The first that I tackled was The Winter’s Tale. Of the three (the other two being Twelfth Night and Hamlet), this was the one that I was least familiar with. The Winter’s Tale is known as one of his “Problem” plays, and it’s easy to see why.
It’s basically two plays in one. The first three acts are reminiscent of King Lear. You have a king (Leontes) who apparently is much loved for both his gentleness and fairness. The King of Bohemia (Polixenes), his childhood friend, has been paying him a visit and decides it’s time for him to go home. Leontes cannot persuade Polixenes to stay. Leontes asks his wife, Hermione, to give it a shot. She does, and joyfully, persuades Polixenes to stay a bit longer.

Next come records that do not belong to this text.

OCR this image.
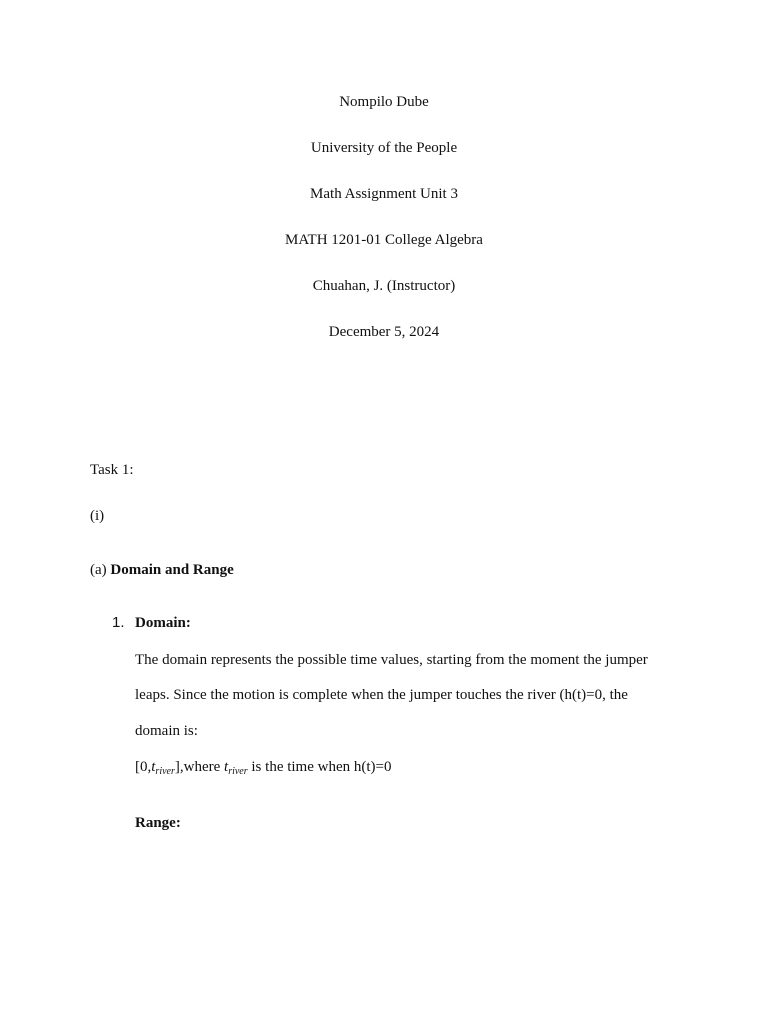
Nompilo Dube
University of the People
Math Assignment Unit 3
MATH 1201-01 College Algebra
Chuahan, J. (Instructor)
December 5, 2024
Task 1:
(i)
(a) Domain and Range
1. Domain:
The domain represents the possible time values, starting from the moment the jumper
leaps. Since the motion is complete when the jumper touches the river (h(t)=0, the
domain is:
$[0,t_{river}],where$ $t_{river}$ is the time when h(t)=0
Range:
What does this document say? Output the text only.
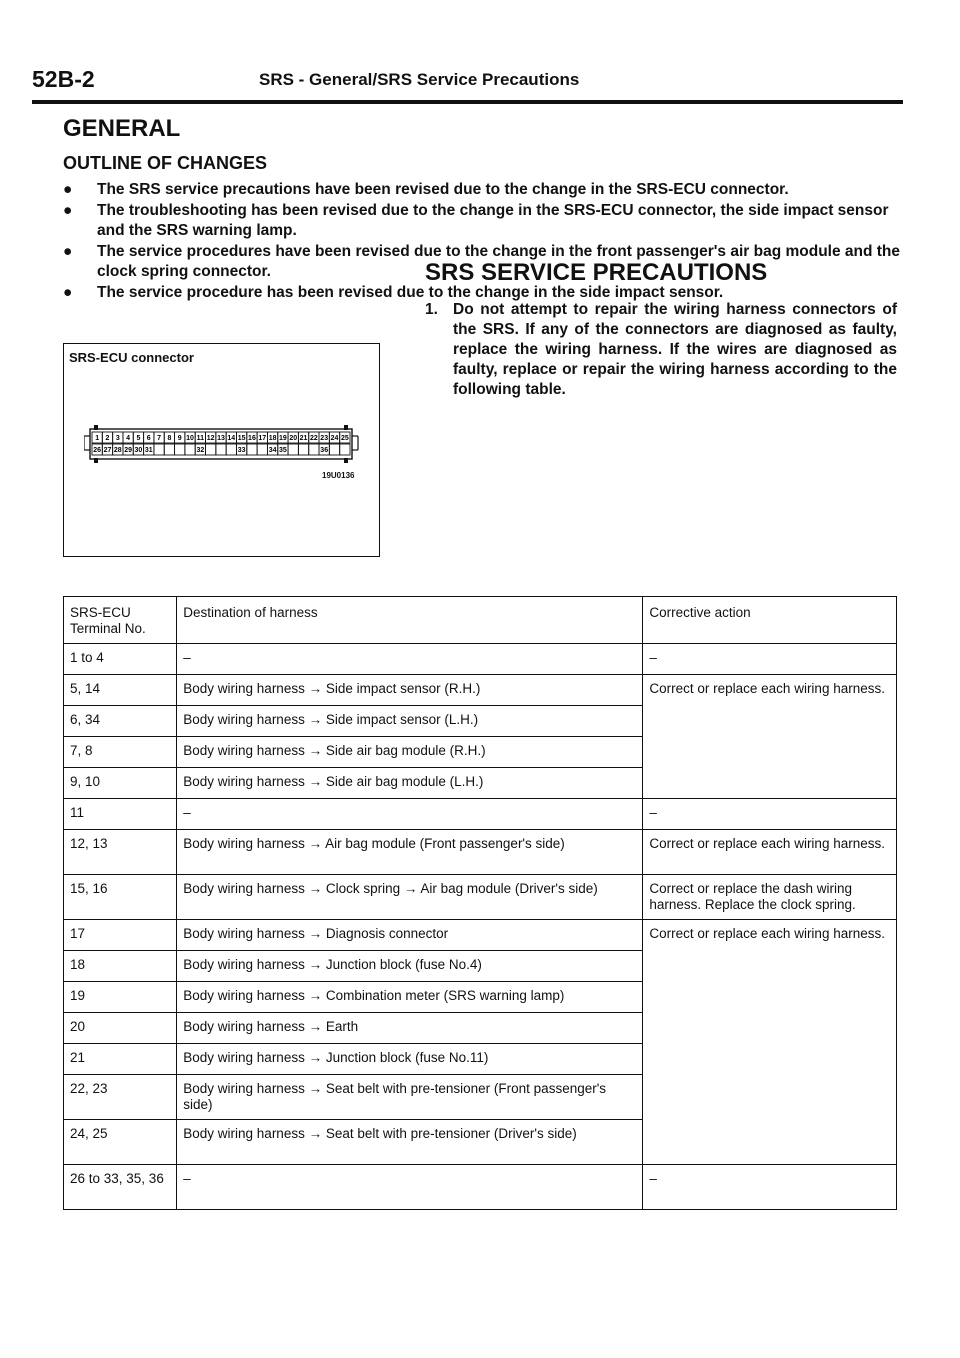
52B-2	SRS - General/SRS Service Precautions
GENERAL
OUTLINE OF CHANGES
●	The SRS service precautions have been revised due to the change in the SRS-ECU connector.
●	The troubleshooting has been revised due to the change in the SRS-ECU connector, the side impact sensor and the SRS warning lamp.
●	The service procedures have been revised due to the change in the front passenger's air bag module and the clock spring connector.
●	The service procedure has been revised due to the change in the side impact sensor.
SRS-ECU connector
1 2 3 4 5 6 7 8 9 10 11 12 13 14 15 16 17 18 19 20 21 22 23 24 25
26 27 28 29 30 31	32	33	34 35	36
19U0136
SRS SERVICE PRECAUTIONS
1. Do not attempt to repair the wiring harness connectors of the SRS. If any of the connectors are diagnosed as faulty, replace the wiring harness. If the wires are diagnosed as faulty, replace or repair the wiring harness according to the following table.
SRS-ECU Terminal No.	Destination of harness	Corrective action
1 to 4	–	–
5, 14	Body wiring harness → Side impact sensor (R.H.)	Correct or replace each wiring harness.
6, 34	Body wiring harness → Side impact sensor (L.H.)	
7, 8	Body wiring harness → Side air bag module (R.H.)	
9, 10	Body wiring harness → Side air bag module (L.H.)	
11	–	–
12, 13	Body wiring harness → Air bag module (Front passenger's side)	Correct or replace each wiring harness.
15, 16	Body wiring harness → Clock spring → Air bag module (Driver's side)	Correct or replace the dash wiring harness. Replace the clock spring.
17	Body wiring harness → Diagnosis connector	Correct or replace each wiring harness.
18	Body wiring harness → Junction block (fuse No.4)	
19	Body wiring harness → Combination meter (SRS warning lamp)	
20	Body wiring harness → Earth	
21	Body wiring harness → Junction block (fuse No.11)	
22, 23	Body wiring harness → Seat belt with pre-tensioner (Front passenger's side)	
24, 25	Body wiring harness → Seat belt with pre-tensioner (Driver's side)	
26 to 33, 35, 36	–	–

Yay! Good news for everyone, right? Well, no. Leontes instantly becomes convinced that this means that Hermione is having an affair with Polixenes. In short order, he has Hermione arrested. He orders one of his courtiers, Camillo, to murder Polixenes. Instead, Camillo warns Polixenes and they both flee, which further convinces Leontes of the conspiracy. Hermione gives birth to a baby girl. Convinced that it’s illegitimate, Leontes orders her abandoned. Another of his courtiers takes the little infant far away, leaves it, and is immediately eaten by a bear (famous Exit, pursued by a bear stage direction). Hermione apparently dies, Leontes son (and now sole heir) dies, and Leonte, now convinced of his wife’s innocence, is left alone to survey the wreckage of his life. As I said, very Lear-like.
16 years later. Yes, 16 years later, Act IV commences. The last two acts are basically an entirely different play.

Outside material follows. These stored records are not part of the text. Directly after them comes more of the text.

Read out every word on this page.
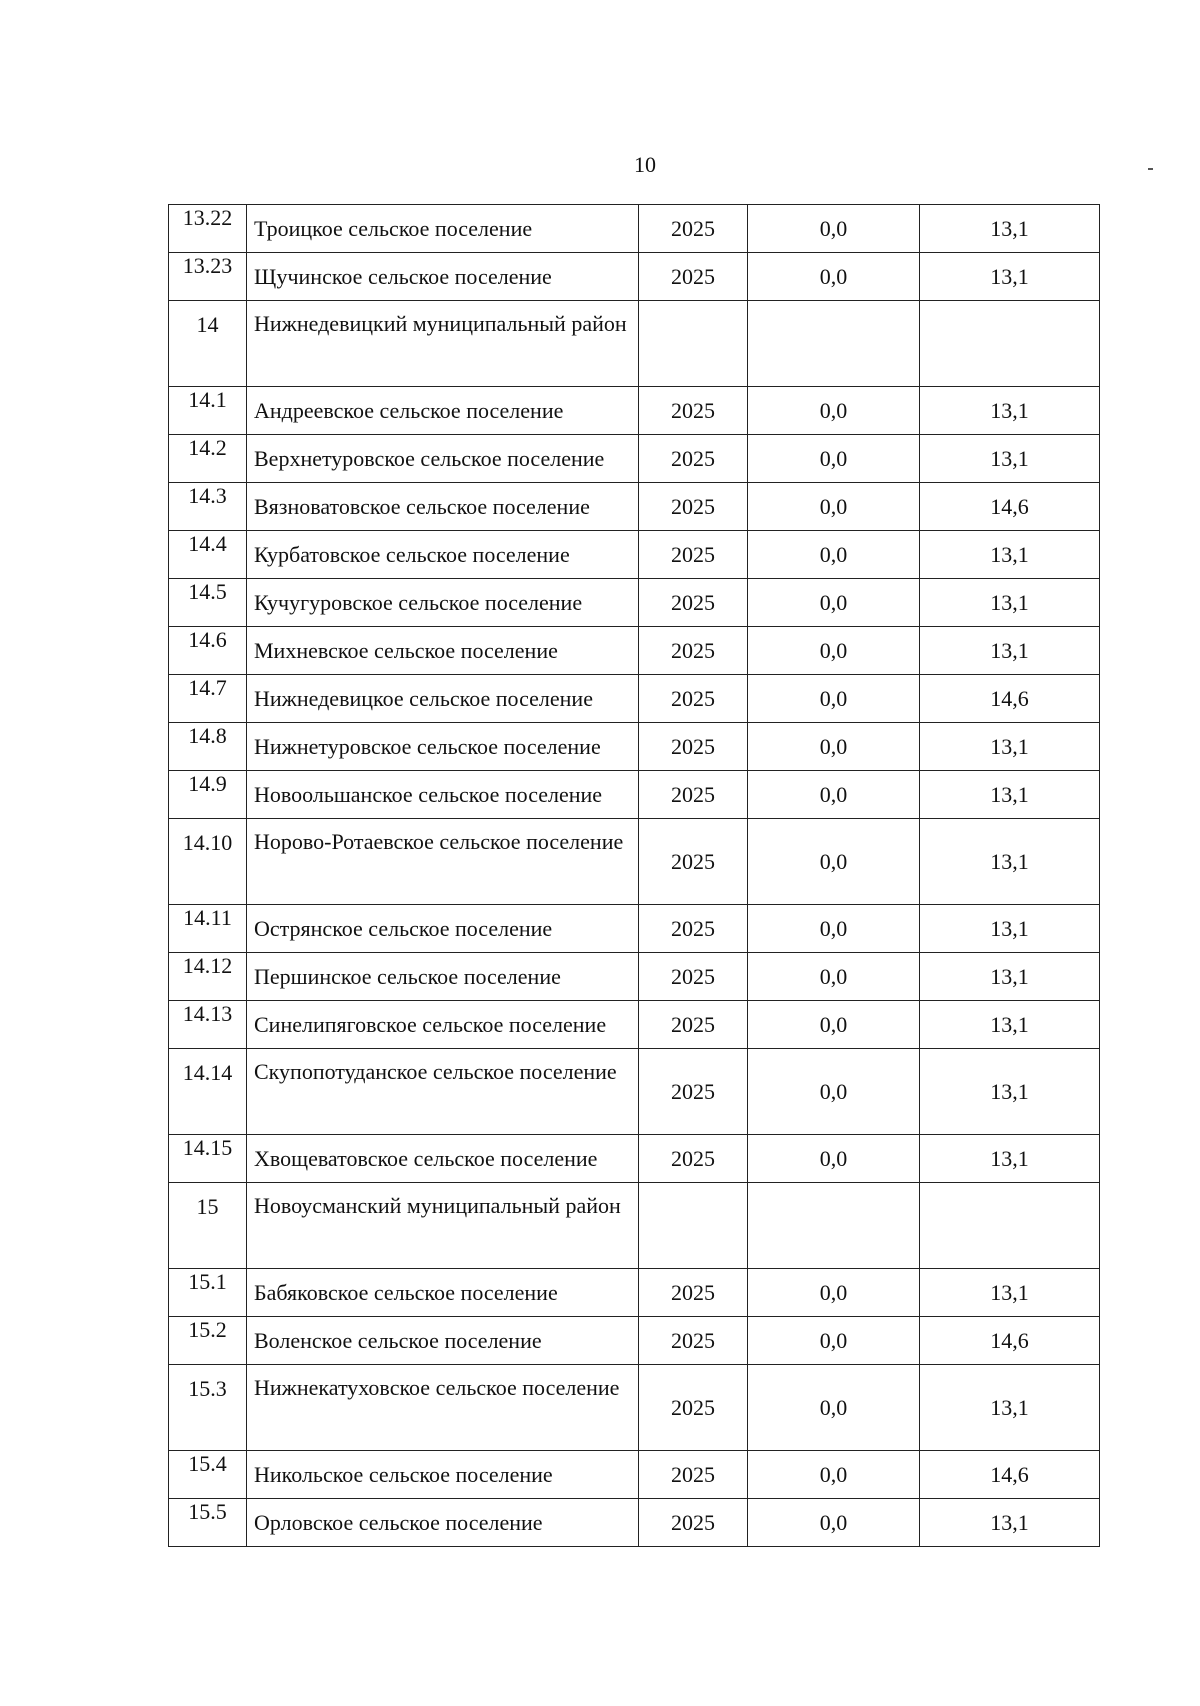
10
13.22	Троицкое сельское поселение	2025	0,0	13,1
13.23	Щучинское сельское поселение	2025	0,0	13,1
14	Нижнедевицкий муниципальный район			
14.1	Андреевское сельское поселение	2025	0,0	13,1
14.2	Верхнетуровское сельское поселение	2025	0,0	13,1
14.3	Вязноватовское сельское поселение	2025	0,0	14,6
14.4	Курбатовское сельское поселение	2025	0,0	13,1
14.5	Кучугуровское сельское поселение	2025	0,0	13,1
14.6	Михневское сельское поселение	2025	0,0	13,1
14.7	Нижнедевицкое сельское поселение	2025	0,0	14,6
14.8	Нижнетуровское сельское поселение	2025	0,0	13,1
14.9	Новоольшанское сельское поселение	2025	0,0	13,1
14.10	Норово-Ротаевское сельское поселение	2025	0,0	13,1
14.11	Острянское сельское поселение	2025	0,0	13,1
14.12	Першинское сельское поселение	2025	0,0	13,1
14.13	Синелипяговское сельское поселение	2025	0,0	13,1
14.14	Скупопотуданское сельское поселение	2025	0,0	13,1
14.15	Хвощеватовское сельское поселение	2025	0,0	13,1
15	Новоусманский муниципальный район			
15.1	Бабяковское сельское поселение	2025	0,0	13,1
15.2	Воленское сельское поселение	2025	0,0	14,6
15.3	Нижнекатуховское сельское поселение	2025	0,0	13,1
15.4	Никольское сельское поселение	2025	0,0	14,6
15.5	Орловское сельское поселение	2025	0,0	13,1
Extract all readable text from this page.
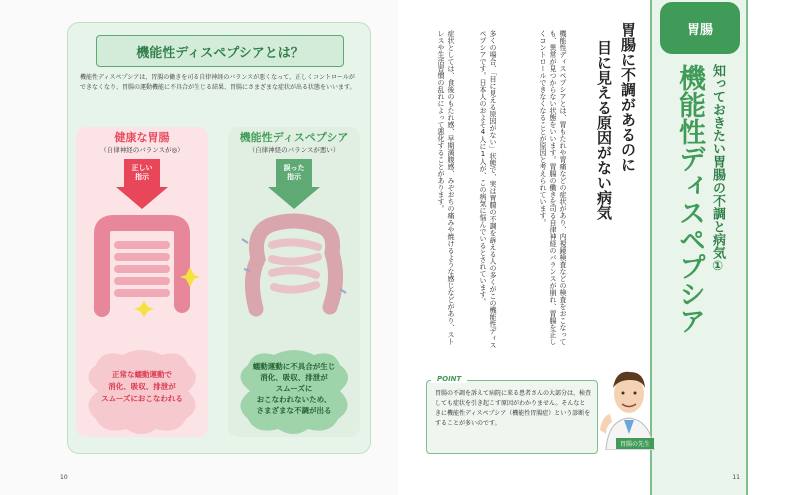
機能性ディスペプシアとは？
機能性ディスペプシアは、胃腸の働きを司る自律神経のバランスが悪くなって、正しくコントロールができなくなり、胃腸の運動機能に不具合が生じる結果、胃腸にさまざまな症状が出る状態をいいます。
健康な胃腸
（自律神経のバランスが◎）
正しい
指示
正常な蠕動運動で
消化、吸収、排泄が
スムーズにおこなわれる
機能性ディスペプシア
（自律神経のバランスが悪い）
誤った
指示
蠕動運動に不具合が生じ
消化、吸収、排泄が
スムーズに
おこなわれないため、
さまざまな不調が出る
10
症状としては、食後のもたれ感、早期満腹感、みぞおちの痛みや焼けるような感じなどがあり、ストレスや生活習慣の乱れによって悪化することがあります。	多くの場合、「目に見える原因がない」状態で、実は胃腸の不調を訴える人の多くがこの機能性ディスペプシアです。日本人のおよそ4人に1人が、この病気に悩んでいるとされています。	機能性ディスペプシアとは、胃もたれや胃痛などの症状があり、内視鏡検査などの検査をおこなっても、異常が見つからない状態をいいます。胃腸の働きを司る自律神経のバランスが崩れ、胃腸を正しくコントロールできなくなることが原因と考えられています。	目に見える原因がない病気 胃腸に不調があるのに	胃腸
機能性ディスペプシア 知っておきたい胃腸の不調と病気①
POINT
胃腸の不調を訴えて病院に来る患者さんの大部分は、検査しても症状を引き起こす原因がわかりません。そんなときに機能性ディスペプシア（機能性胃腸症）という診断をすることが多いのです。
胃腸の先生
11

Polixenes’ son (Florizel) has fallen in love with a beautiful shepherd girl (Perdita). The shepherd girl has a father and a brother, both of which are your typical folksy, home-spun, salt of the earth kind of characters. There is a trickster (Autolycus) that is conniving all kinds of schemes to make himself richer and, if possible, inflict misery upon others. Polixenes has caught wind of his son’s love affair and is looking to either quash it or to disown him if he refuses.
As should be clear, Perdita is actually Leontes’ abandoned daughter. A merry series of mix-ups, some of which engineered by Autolycus, inadvertently bring about events that lead to Leontes discovering Perdita, being re-united with his best friend Polixenes, Florizel and Perdita being able to get married, and Autolycus swearing off his hi-jinks to become a better person. And, of course, at the very end, there is Hermione herself, believed dead for 16 years. A statue of her is unveiled that is unbelievably lifelike. In fact, it is so lifelike that it comes to life, is reunited with Leontes, and all live happily ever after.
Where to begin?
This feels like a dark tragedy that midway through decided to go through a Hollywood re-write. Man, I don’t know Bill, this is looking pretty dark, the people want a happy ending.

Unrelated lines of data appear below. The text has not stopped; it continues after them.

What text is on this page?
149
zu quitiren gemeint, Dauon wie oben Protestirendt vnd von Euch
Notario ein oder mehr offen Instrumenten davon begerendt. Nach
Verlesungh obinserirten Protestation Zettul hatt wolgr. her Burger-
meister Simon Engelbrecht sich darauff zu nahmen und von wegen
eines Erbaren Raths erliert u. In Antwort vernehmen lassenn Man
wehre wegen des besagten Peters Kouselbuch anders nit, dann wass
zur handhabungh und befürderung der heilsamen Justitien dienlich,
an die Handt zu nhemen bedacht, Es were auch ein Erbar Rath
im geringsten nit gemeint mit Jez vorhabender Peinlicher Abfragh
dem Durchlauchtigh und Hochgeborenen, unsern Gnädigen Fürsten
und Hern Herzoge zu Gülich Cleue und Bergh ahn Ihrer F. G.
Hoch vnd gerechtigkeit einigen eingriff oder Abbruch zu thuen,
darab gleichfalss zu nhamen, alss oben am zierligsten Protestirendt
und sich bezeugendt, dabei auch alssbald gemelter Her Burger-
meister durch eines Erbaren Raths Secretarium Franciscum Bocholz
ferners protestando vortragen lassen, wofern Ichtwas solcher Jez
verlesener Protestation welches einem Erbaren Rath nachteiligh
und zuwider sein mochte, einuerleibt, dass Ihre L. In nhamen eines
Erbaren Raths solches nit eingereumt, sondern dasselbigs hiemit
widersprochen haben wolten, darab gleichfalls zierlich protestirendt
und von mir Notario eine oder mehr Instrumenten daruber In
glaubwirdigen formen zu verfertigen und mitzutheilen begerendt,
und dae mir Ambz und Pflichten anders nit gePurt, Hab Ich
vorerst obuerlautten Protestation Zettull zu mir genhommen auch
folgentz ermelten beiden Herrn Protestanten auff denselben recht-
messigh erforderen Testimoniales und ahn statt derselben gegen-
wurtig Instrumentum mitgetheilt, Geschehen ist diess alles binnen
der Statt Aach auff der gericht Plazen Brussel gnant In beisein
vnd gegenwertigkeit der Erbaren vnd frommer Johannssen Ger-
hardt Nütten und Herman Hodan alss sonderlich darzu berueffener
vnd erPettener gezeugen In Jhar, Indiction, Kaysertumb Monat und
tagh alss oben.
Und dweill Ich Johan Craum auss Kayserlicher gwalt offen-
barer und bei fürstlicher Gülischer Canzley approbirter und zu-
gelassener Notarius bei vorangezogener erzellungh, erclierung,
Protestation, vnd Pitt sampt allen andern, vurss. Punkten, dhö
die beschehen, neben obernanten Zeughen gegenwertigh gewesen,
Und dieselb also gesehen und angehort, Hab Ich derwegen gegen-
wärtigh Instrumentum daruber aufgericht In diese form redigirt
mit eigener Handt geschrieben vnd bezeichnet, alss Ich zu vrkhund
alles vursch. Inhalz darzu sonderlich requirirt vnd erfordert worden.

In a way, this is the reverse of Romeo and Juliet. That starts off as a very traditional romantic comedy until Mercutio, the most lighthearted member of the cast, is killed. It then gets very dark very quickly. Could this be Shakespeare trying to reverse the formula again?
The play seems to imply that Hermione has been alive all of these years, which I guess is slightly more plausible than Hermione coming back to life from a statue. Still, for 16 years, she was waiting for Perdita to show up (and everyone assumes Perdita’s dead, so it’s going to be a very long wait), when Leontes clearly has for the past 16 years been ruing his act of madness. I’m all for dramatic entrances, but seriously? What was she doing for those 16 years? I guess she sure taught Leontes a lesson.
I like how a lot of what I just described is actually basically summed up in the play casually by three guys talking. It’s like Shakespeare was like, oh crap, I’m running out of time, I’ve gotta have a really quick disposition to wrap this up real quick so that I can get to the real closer, the statue coming to life!
And what is it with kings? Does absolute power give way inevitably to absolute madness? The queen literally does exactly what the king asked her to do and it directly leads to her son’s death, her daughter’s abandonment, and 16 years of exile. Do keep in mind that, at the end of the play, the king’s son that wasted away and died of grief, as well as the dude that got eaten by a bear, are still in fact dead, so it’s not exactly a win-win here.
And finally, in a little bit of inside Elizabethan baseball, remember that Shakespeare was always writing with an eye towards Elizabeth I. Elizabeth is the daughter of Anne Boleyn. Anne Boleyn could not produce a male heir for Henry VIII, so to get her out of the picture, he had her falsely accused of witchcraft and executed. Do you think that a story of a king falsely accusing his queen of a crime, suffering greatly for it, and then being finally reunited in a chastened manner to the now redeemed queen might be something that Elizabeth could relate to?